= Ksenia Mironova =

Russian journalist (born 1998)

Ksenia Mironova (Ксения Миронова; born 1998) is a Russian independent journalist. After working for the newspapers Kommersant and Meduza, she became more widely known as a journalist for the independent news outlet TV Rain until it was shut down by the Russian government in 2022.

== Personal life ==
Mironova was born and raised in Uralmash, a neighborhood of Yekaterinburg in Sverdlovsk Oblast, Russia.

Mironova is engaged to journalist and political prisoner Ivan Safronov, whom she met when they both worked for Kommersant in its Moscow office. On 7 July 2020, Safronov was arrested at their home on charges of treason. After being detained for over two years, on 5 September 2022 Safronov was sentenced to 22 years in prison after allegedly sharing information with intelligence services in Czechia and Germany in what was widely considered to be a politically motivated trial.

== Journalism career and activism ==
Prior to 2018, Mironova had moved to Saint Petersburg, where she had freelanced for Russian media outlets including Kommersant. In 2018, she moved to Moscow to intern at Kommersant, and later received a permanent position reporting on education; she also frequently wrote about the experiences of political prisoners. In 2019, Mironova's fiancé Safronov was fired from Kommersant, which led to the resignation of the newspaper's entire politics desk. Mironova worked for the outlet Meduza for a while before becoming a journalist and presenter on the independent news channel TV Rain.

Mironova remained with TV Rain until it was declared to be an "undesirable organisation" and shut down by Russian authorities on 1 March 2022, shortly after the Russian invasion of Ukraine. Mironova left Russia the next day, residing in Georgia, Latvia and Germany before settling in the United States as of 2025. She has since worked as an independent journalist outside of Russia, including for the publication Sluzhba podderzhka, where she reports on the Russo-Ukrainian war.

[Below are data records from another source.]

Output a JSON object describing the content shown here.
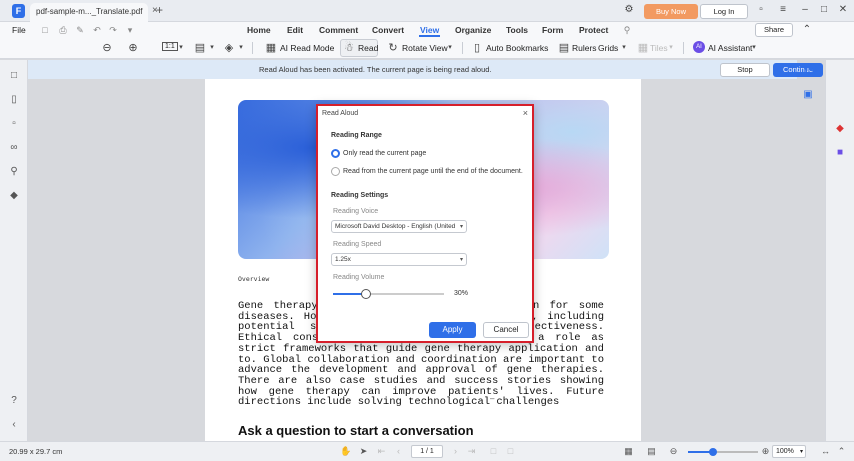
{
  "titlebar": {
    "app_logo": "F",
    "tab_title": "pdf-sample-m..._Translate.pdf",
    "tab_close": "×",
    "tab_add": "+",
    "buy_now": "Buy Now",
    "log_in": "Log In"
  },
  "menubar": {
    "file": "File",
    "items": [
      "Home",
      "Edit",
      "Comment",
      "Convert",
      "View",
      "Organize",
      "Tools",
      "Form",
      "Protect"
    ],
    "active": "View",
    "share": "Share"
  },
  "toolbar": {
    "fit_label": "1:1",
    "ai_read_mode": "AI Read Mode",
    "read": "Read",
    "rotate_view": "Rotate View",
    "auto_bookmarks": "Auto Bookmarks",
    "rulers": "Rulers",
    "grids": "Grids",
    "tiles": "Tiles",
    "ai_assistant": "AI Assistant",
    "ai_badge": "AI"
  },
  "notification": {
    "text": "Read Aloud has been activated. The current page is being read aloud.",
    "stop": "Stop",
    "continue": "Continue"
  },
  "document": {
    "overview": "Overview",
    "body": "Gene therapy is a promising treatment option for some diseases. However, it can also present risks, including potential side effects and long-term effectiveness. Ethical considerations and regulations play a role as strict frameworks that guide gene therapy application and to. Global collaboration and coordination are important to advance the development and approval of gene therapies. There are also case studies and success stories showing how gene therapy can improve patients' lives. Future directions include solving technological challenges",
    "dash": "–",
    "ask_heading": "Ask a question to start a conversation"
  },
  "dialog": {
    "title": "Read Aloud",
    "close": "×",
    "reading_range": "Reading Range",
    "option_current": "Only read the current page",
    "option_end": "Read from the current page until the end of the document.",
    "selected_option": "current",
    "reading_settings": "Reading Settings",
    "voice_label": "Reading Voice",
    "voice_value": "Microsoft David Desktop - English (United",
    "speed_label": "Reading Speed",
    "speed_value": "1.25x",
    "volume_label": "Reading Volume",
    "volume_value": "30%",
    "volume_fraction": 0.3,
    "apply": "Apply",
    "cancel": "Cancel"
  },
  "statusbar": {
    "page_size": "20.99 x 29.7 cm",
    "page_indicator": "1 / 1",
    "zoom": "100%",
    "zoom_fraction": 0.35
  },
  "colors": {
    "accent": "#2f6fe8",
    "highlight_border": "#d61f2b",
    "buy_now": "#f29a61",
    "ai": "#6b4ee6"
  }
}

Mironova also works for the organisation Help Desk, that provides assistance to political prisoners and provides factual information about the war.

Mironova founded an organisation to support the families of Russian political prisoners, as well as Ukrainian detainees, called Help for the Relatives of Political Prisoners (Помощь близким политзаключённых). She hosts the organisation's podcast, There Will Be No More Time (Времени больше не будет), where she interviews the relatives of political prisoners, such as the mother of Ilya Yashin and the wife of Oleksandr Marchenko. Mironova also hosted the Radio Svoboda podcast Hello, Where Are You? (Привет, ты где?) in which she interviewed people who had left Russia following the outbreak of the war.

Alongside her TV Rain colleague Anna Nemzer, Mironova works with the Russian Independent Media Outlet, which aims to preserve Russian independent media.

== Recognition ==
Mironova is significantly featured in the 2024 documentary My Undesirable Friends: Part I — Last Air in Moscow, which premiered at the Berlin International Film Festival. She also appears in its 2026 sequel, My Undesirable Friends: Part II – Exile, which premiered at the Venice Film Festival.